Note that the new execution time for solution is reduced by 99.06% of the original execution time for problem.

More Kernel Filtering:

Run the following command to once again see a ranking of the top kernels that take up most of the runtime:

omniperf analyze -p workloads/problem/MI300A_A1/ --list-stats

 / _ \ _ __ ___  _ __ (_)_ __   ___ _ __ / _|
| | | | '_ ` _ \| '_ \| | '_ \ / _ \ '__| |_
| |_| | | | | | | | | | | |_) |  __/ |  |  _|
 \___/|_| |_| |_|_| |_|_| .__/ \___|_|  |_|
                        |_|

   INFO Analysis mode = cli
   INFO [analysis] deriving Omniperf metrics...

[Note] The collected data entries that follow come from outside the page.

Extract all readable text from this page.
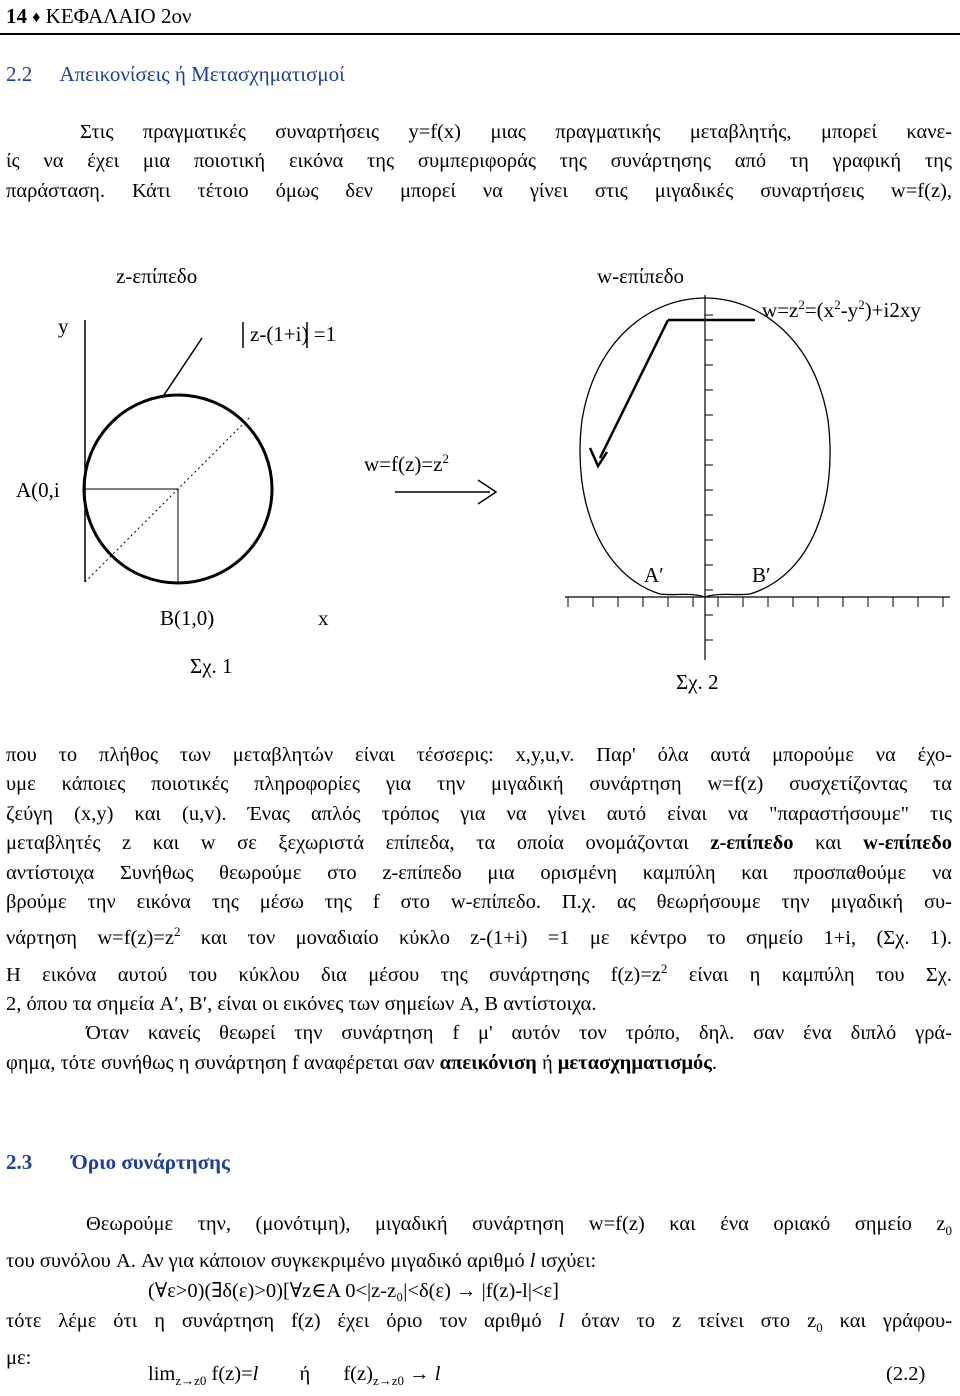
14 ♦ ΚΕΦΑΛΑΙΟ 2ον
2.2 Απεικονίσεις ή Μετασχηματισμοί
Στις πραγματικές συναρτήσεις y=f(x) μιας πραγματικής μεταβλητής, μπορεί κανε-
ίς να έχει μια ποιοτική εικόνα της συμπεριφοράς της συνάρτησης από τη γραφική της
παράσταση. Κάτι τέτοιο όμως δεν μπορεί να γίνει στις μιγαδικές συναρτήσεις w=f(z),
z-επίπεδο
y	z-(1+i) =1
$w=f(z)=z^2$
A(0,i
B(1,0)	x
Σχ. 1
w-επίπεδο
$w=z^2=(x^2-y^2)+i2xy$
A′	B′
Σχ. 2
που το πλήθος των μεταβλητών είναι τέσσερις: x,y,u,v. Παρ' όλα αυτά μπορούμε να έχο-
υμε κάποιες ποιοτικές πληροφορίες για την μιγαδική συνάρτηση w=f(z) συσχετίζοντας τα
ζεύγη (x,y) και (u,v). Ένας απλός τρόπος για να γίνει αυτό είναι να "παραστήσουμε" τις
μεταβλητές z και w σε ξεχωριστά επίπεδα, τα οποία ονομάζονται z-επίπεδο και w-επίπεδο
αντίστοιχα Συνήθως θεωρούμε στο z-επίπεδο μια ορισμένη καμπύλη και προσπαθούμε να
βρούμε την εικόνα της μέσω της f στο w-επίπεδο. Π.χ. ας θεωρήσουμε την μιγαδική συ-
νάρτηση $w=f(z)=z^2$ και τον μοναδιαίο κύκλο z-(1+i) =1 με κέντρο το σημείο 1+i, (Σχ. 1).
Η εικόνα αυτού του κύκλου δια μέσου της συνάρτησης $f(z)=z^2$ είναι η καμπύλη του Σχ.
2, όπου τα σημεία A′, B′, είναι οι εικόνες των σημείων A, B αντίστοιχα.
Όταν κανείς θεωρεί την συνάρτηση f μ' αυτόν τον τρόπο, δηλ. σαν ένα διπλό γρά-
φημα, τότε συνήθως η συνάρτηση f αναφέρεται σαν απεικόνιση ή μετασχηματισμός.
2.3 Όριο συνάρτησης
Θεωρούμε την, (μονότιμη), μιγαδική συνάρτηση w=f(z) και ένα οριακό σημείο $z_0$
του συνόλου A. Αν για κάποιον συγκεκριμένο μιγαδικό αριθμό l ισχύει:
(∀ε>0)(∃δ(ε)>0)[∀z∈A 0<|z-z₀|<δ(ε) → |f(z)-l|<ε]
τότε λέμε ότι η συνάρτηση f(z) έχει όριο τον αριθμό l όταν το z τείνει στο $z_0$ και γράφου-
με:
$\lim_{z\to z0} f(z)=l$ ή $f(z)_{z\to z0} \to l$	(2.2)
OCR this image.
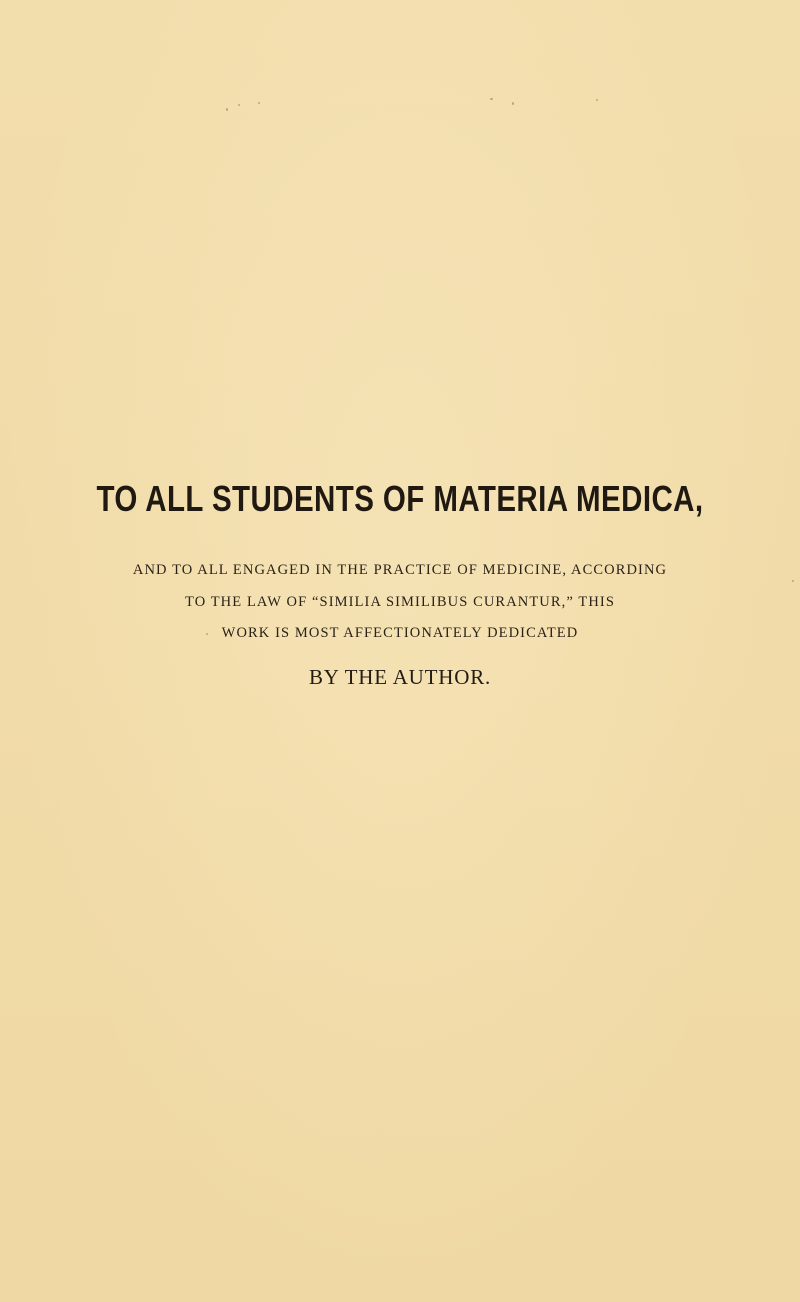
TO ALL STUDENTS OF MATERIA MEDICA,
AND TO ALL ENGAGED IN THE PRACTICE OF MEDICINE, ACCORDING
TO THE LAW OF “SIMILIA SIMILIBUS CURANTUR,” THIS
WORK IS MOST AFFECTIONATELY DEDICATED
BY THE AUTHOR.
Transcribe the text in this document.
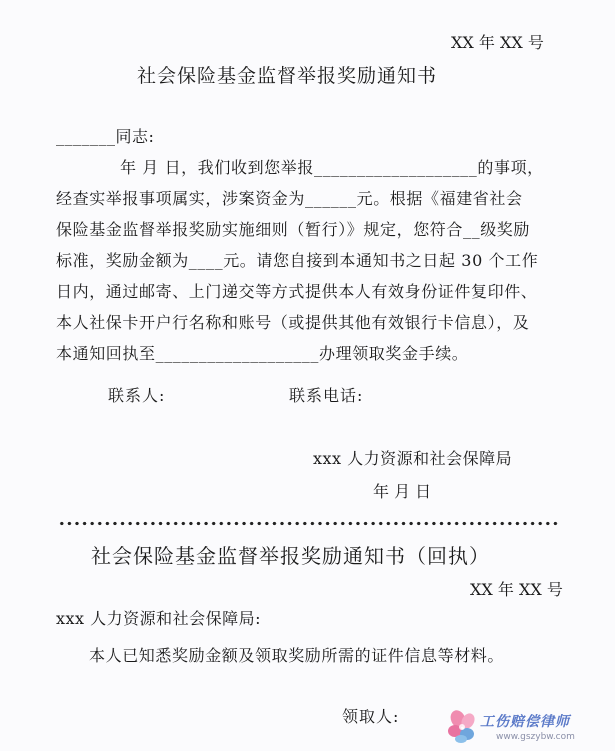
XX 年 XX 号
社会保险基金监督举报奖励通知书
_______同志:
年 月 日，我们收到您举报___________________的事项，
经查实举报事项属实，涉案资金为______元。根据《福建省社会
保险基金监督举报奖励实施细则（暂行）》规定，您符合__级奖励
标准，奖励金额为____元。请您自接到本通知书之日起 30 个工作
日内，通过邮寄、上门递交等方式提供本人有效身份证件复印件、
本人社保卡开户行名称和账号（或提供其他有效银行卡信息），及
本通知回执至___________________办理领取奖金手续。
联系人:	联系电话:
xxx 人力资源和社会保障局
年 月 日
社会保险基金监督举报奖励通知书（回执）
XX 年 XX 号
xxx 人力资源和社会保障局:
本人已知悉奖励金额及领取奖励所需的证件信息等材料。
领取人:	工伤赔偿律师
www.gszybw.com
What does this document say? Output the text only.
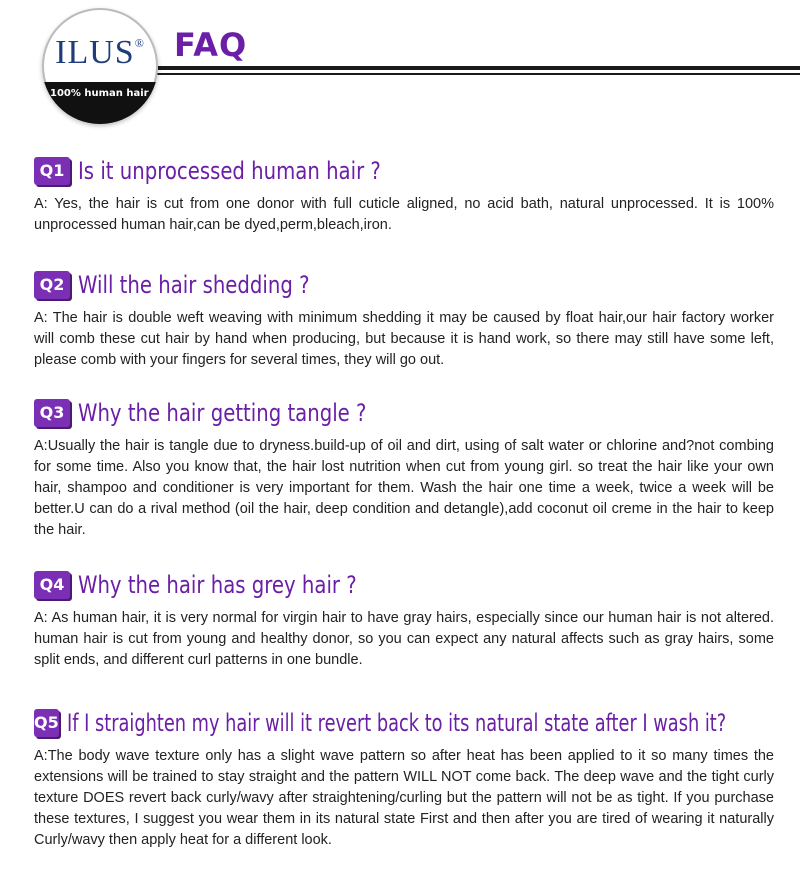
ILUS®
100% human hair
FAQ
Q1 Is it unprocessed human hair ?
A: Yes, the hair is cut from one donor with full cuticle aligned, no acid bath, natural unprocessed. It is 100% unprocessed human hair,can be dyed,perm,bleach,iron.
Q2 Will the hair shedding ?
A: The hair is double weft weaving with minimum shedding it may be caused by float hair,our hair factory worker will comb these cut hair by hand when producing, but because it is hand work, so there may still have some left, please comb with your fingers for several times, they will go out.
Q3 Why the hair getting tangle ?
A:Usually the hair is tangle due to dryness.build-up of oil and dirt, using of salt water or chlorine and?not combing for some time. Also you know that, the hair lost nutrition when cut from young girl. so treat the hair like your own hair, shampoo and conditioner is very important for them. Wash the hair one time a week, twice a week will be better.U can do a rival method (oil the hair, deep condition and detangle),add coconut oil creme in the hair to keep the hair.
Q4 Why the hair has grey hair ?
A: As human hair, it is very normal for virgin hair to have gray hairs, especially since our human hair is not altered. human hair is cut from young and healthy donor, so you can expect any natural affects such as gray hairs, some split ends, and different curl patterns in one bundle.
Q5 If I straighten my hair will it revert back to its natural state after I wash it?
A:The body wave texture only has a slight wave pattern so after heat has been applied to it so many times the extensions will be trained to stay straight and the pattern WILL NOT come back. The deep wave and the tight curly texture DOES revert back curly/wavy after straightening/curling but the pattern will not be as tight. If you purchase these textures, I suggest you wear them in its natural state First and then after you are tired of wearing it naturally Curly/wavy then apply heat for a different look.
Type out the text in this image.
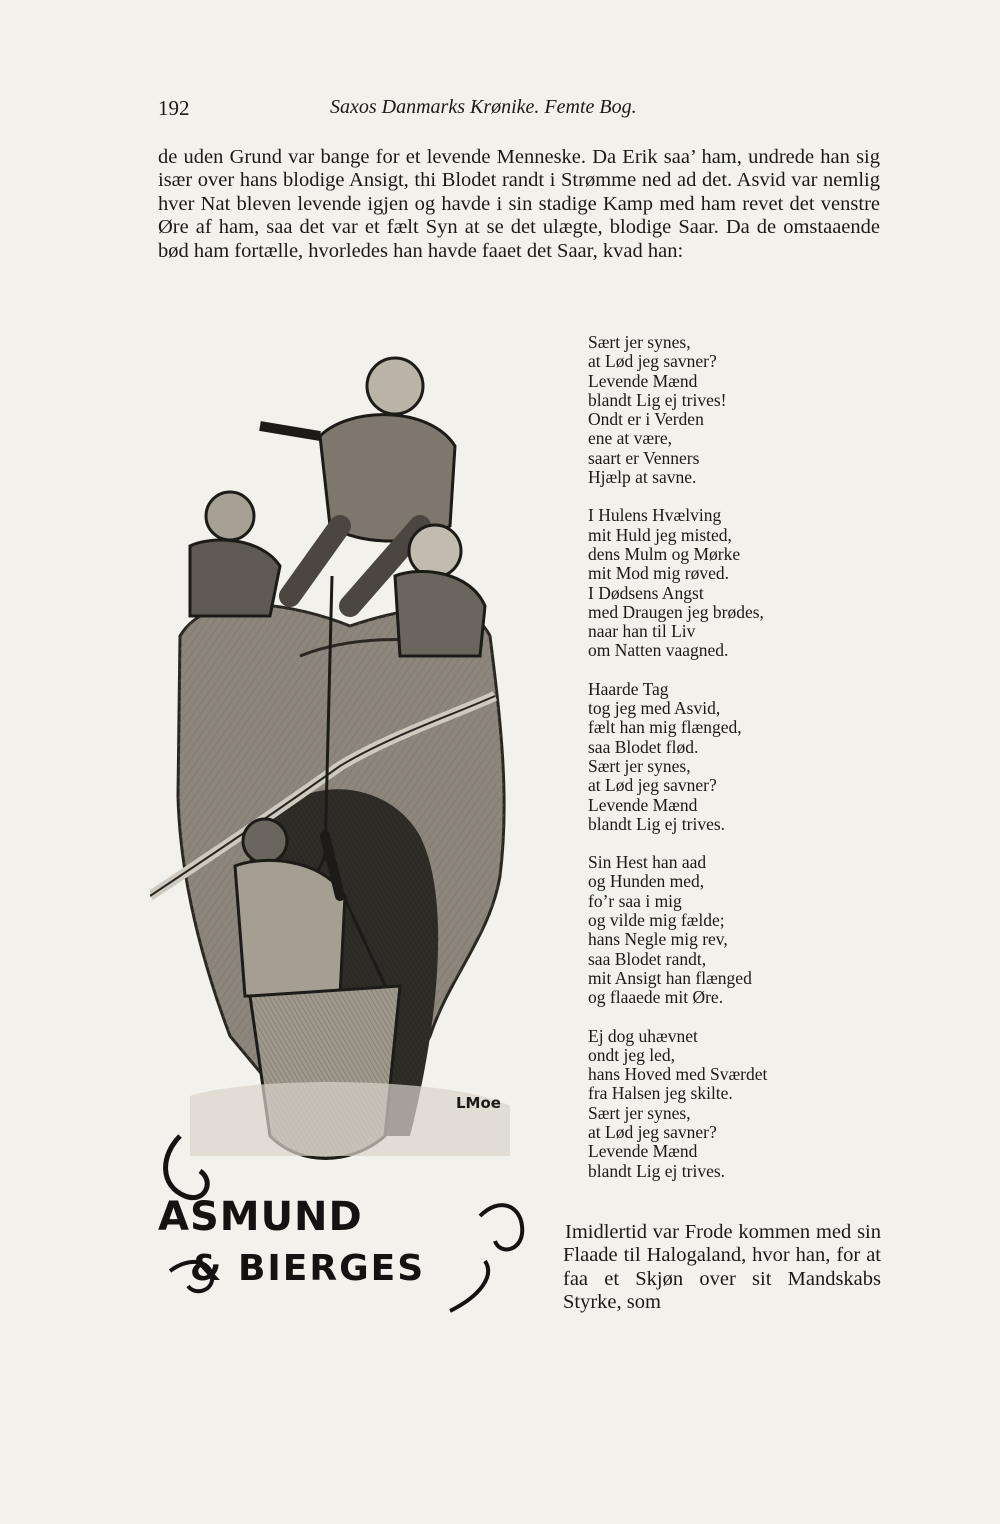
192	Saxos Danmarks Krønike. Femte Bog.

de uden Grund var bange for et levende Menneske. Da Erik saa’ ham, undrede han sig især over hans blodige Ansigt, thi Blodet randt i Strømme ned ad det. Asvid var nemlig hver Nat bleven levende igjen og havde i sin stadige Kamp med ham revet det venstre Øre af ham, saa det var et fælt Syn at se det ulægte, blodige Saar. Da de omstaaende bød ham fortælle, hvorledes han havde faaet det Saar, kvad han:

LMoe
ASMUND
& BIERGES
Sært jer synes,
at Lød jeg savner?
Levende Mænd
blandt Lig ej trives!
Ondt er i Verden
ene at være,
saart er Venners
Hjælp at savne.
I Hulens Hvælving
mit Huld jeg misted,
dens Mulm og Mørke
mit Mod mig røved.
I Dødsens Angst
med Draugen jeg brødes,
naar han til Liv
om Natten vaagned.
Haarde Tag
tog jeg med Asvid,
fælt han mig flænged,
saa Blodet flød.
Sært jer synes,
at Lød jeg savner?
Levende Mænd
blandt Lig ej trives.
Sin Hest han aad
og Hunden med,
fo’r saa i mig
og vilde mig fælde;
hans Negle mig rev,
saa Blodet randt,
mit Ansigt han flænged
og flaaede mit Øre.
Ej dog uhævnet
ondt jeg led,
hans Hoved med Sværdet
fra Halsen jeg skilte.
Sært jer synes,
at Lød jeg savner?
Levende Mænd
blandt Lig ej trives.

Imidlertid var Frode kommen med sin Flaade til Halogaland, hvor han, for at faa et Skjøn over sit Mandskabs Styrke, som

--------------------------------------------------------------------------------
Detected Kernels (sorted descending by duration)
╒════╤═════════════════════════════════════════╕
│    │ Kernel_Name                             │
╞════╪═════════════════════════════════════════╡
│  0 │ __omp_offloading_32_6140__QQmain_l54.kd │
├────┼─────────────────────────────────────────┤
│  1 │ __omp_offloading_32_6140__QQmain_l37.kd │
├────┼─────────────────────────────────────────┤
│  2 │ __omp_offloading_32_6140__QQmain_l17.kd │
╘════╧═════════════════════════════════════════╛

--------------------------------------------------------------------------------
Dispatch list
╒════╤═══════════════╤═════════════════════════════════════════╤══════════╕
│    │   Dispatch_ID │ Kernel_Name                             │   GPU_ID │
╞════╪═══════════════╪═════════════════════════════════════════╪══════════╡
│  0 │             0 │ __omp_offloading_32_6140__QQmain_l17.kd │        4 │
├────┼───────────────┼─────────────────────────────────────────┼──────────┤
│  1 │             1 │ __omp_offloading_32_6140__QQmain_l17.kd │        4 │
├────┼───────────────┼─────────────────────────────────────────┼──────────┤
│  2 │             2 │ __omp_offloading_32_6140__QQmain_l37.kd │        4 │
├────┼───────────────┼─────────────────────────────────────────┼──────────┤
│  3 │             3 │ __omp_offloading_32_6140__QQmain_l37.kd │        4 │
├────┼───────────────┼─────────────────────────────────────────┼──────────┤
│  4 │             4 │ __omp_offloading_32_6140__QQmain_l54.kd │        4 │
├────┼───────────────┼─────────────────────────────────────────┼──────────┤
│  5 │             5 │ __omp_offloading_32_6140__QQmain_l54.kd │        4 │
╘════╧═══════════════╧═════════════════════════════════════════╧══════════╛

This helps you to see where optimization will be most helpful for optimizing time to solution in larger apps.